One could easily assume that all Bennett does
is show the vagaries of sexual awakening in late adolescence (Irwin
is only a few years older than the students), but the fact that the
play centers in large part on the manner in which Hector, the tradition-bearer,
is removed from his post signals that Bennett also wants to address
the ingrained, long-standing abuse suffered by boys at public schools
in England--the casual legacy of damage inherited by generations. That
the play does this without seeming to have an ax to grind is what keeps
its tension alive.
The last several seasons have seen several dramas
dealing directly or tangentially with pedophilia (Noah Haidle's Mr.
Marmalade, Bryony Lavery's Frozen, John Patrick Shanley's
Doubt, to name a few). Yet Bennett's delicate, complex, and
unbearably light approach to the subject is particularly refreshing
and disturbing. He manages to weave the subject as part of the greater
fabric of education, asking more general questions about what young
people ought to be taught and how they should be socialized--which gives
the play considerable breadth. Griffiths portrays Hector as a man completely
outmoded in dress and manner but nevertheless crucially aware of his
outmodedness. As he loses himself and yet tries to continue to impart
his love of Auden, Hardy and Orwell to his spirited charges, he captures
the devastating realization that, in this new world (Thatcherite England,
with its newly installed National Curriculum), the love of learning
will be replaced by the love of efficient progress. As Irwin tells his
students, "History nowadays is not a matter of conviction. It's a performance.
It's entertainment. And if it isn't, make it so."
In a disarming way, Bennett, by concentrating
his empathy on Hector while both mocking and admiring the resolve of
the likes of Irwin, makes a case both for and against. Irwin stands
for that new brand of faux historians who turn TV celebrities on the
strength of their ability to bend and even distort aspects of history.
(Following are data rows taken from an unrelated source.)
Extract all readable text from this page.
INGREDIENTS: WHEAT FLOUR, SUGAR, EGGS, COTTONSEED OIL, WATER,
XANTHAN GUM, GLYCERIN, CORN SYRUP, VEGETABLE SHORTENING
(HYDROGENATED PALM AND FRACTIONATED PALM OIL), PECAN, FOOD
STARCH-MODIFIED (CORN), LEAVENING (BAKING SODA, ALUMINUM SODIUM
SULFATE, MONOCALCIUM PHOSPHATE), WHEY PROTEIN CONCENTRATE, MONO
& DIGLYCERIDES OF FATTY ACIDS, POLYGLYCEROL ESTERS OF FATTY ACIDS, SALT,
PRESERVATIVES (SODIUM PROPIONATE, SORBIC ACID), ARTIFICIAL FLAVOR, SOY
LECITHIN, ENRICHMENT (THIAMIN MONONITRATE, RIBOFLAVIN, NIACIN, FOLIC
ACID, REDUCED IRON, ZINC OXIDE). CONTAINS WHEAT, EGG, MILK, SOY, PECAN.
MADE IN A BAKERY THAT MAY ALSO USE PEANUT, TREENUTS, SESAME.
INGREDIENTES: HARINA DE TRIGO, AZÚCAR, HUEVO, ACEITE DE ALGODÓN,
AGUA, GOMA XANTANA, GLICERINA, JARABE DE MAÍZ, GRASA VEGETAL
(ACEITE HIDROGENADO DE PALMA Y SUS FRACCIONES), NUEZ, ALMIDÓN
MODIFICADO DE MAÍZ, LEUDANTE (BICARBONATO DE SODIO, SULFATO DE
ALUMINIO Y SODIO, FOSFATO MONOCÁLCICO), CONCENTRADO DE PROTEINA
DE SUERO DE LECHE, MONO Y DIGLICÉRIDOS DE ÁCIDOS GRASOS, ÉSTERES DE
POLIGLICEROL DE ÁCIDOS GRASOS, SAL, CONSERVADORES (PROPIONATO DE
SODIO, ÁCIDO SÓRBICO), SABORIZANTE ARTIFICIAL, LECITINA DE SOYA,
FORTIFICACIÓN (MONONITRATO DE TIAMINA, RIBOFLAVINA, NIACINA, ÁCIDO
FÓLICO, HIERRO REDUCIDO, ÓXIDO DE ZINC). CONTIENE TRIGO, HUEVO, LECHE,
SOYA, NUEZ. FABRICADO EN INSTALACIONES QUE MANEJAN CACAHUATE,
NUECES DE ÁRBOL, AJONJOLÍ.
Throughout the drama, Bennett bemoans such substitutions of glib, half-learned
information for substantial, earned knowledge. However, he also casts
a decidedly affectionate eye on the students who manage to appreciate
and incorporate both schools of thought. His most chastising and unexpected
indictment is of the appealingly sensitive yet ultimately wayward Posner,
whose dilemma of unrequited love is poignantly captured when he sings
"Bewitched (bothered and bewildered)" from Kismet early on.
Posner's fate, which I will not reveal here, is cruel. Bennett remarks
through the voice of the school's lone female teacher, Mrs. Lintott
(played with remarkably dry wit by Frances de la Tour), that Posner,
the student who most took all his lessons to heart (both Hector's and
Irwin's), was the one least capable of living in society.
Despite his obvious allegiance to Hector, Bennett
seems to recognize that loving words and knowledge too much can be a
person's ruin. Thus, ultimately, The History Boys is about
the decidedly unsentimental education offered by life.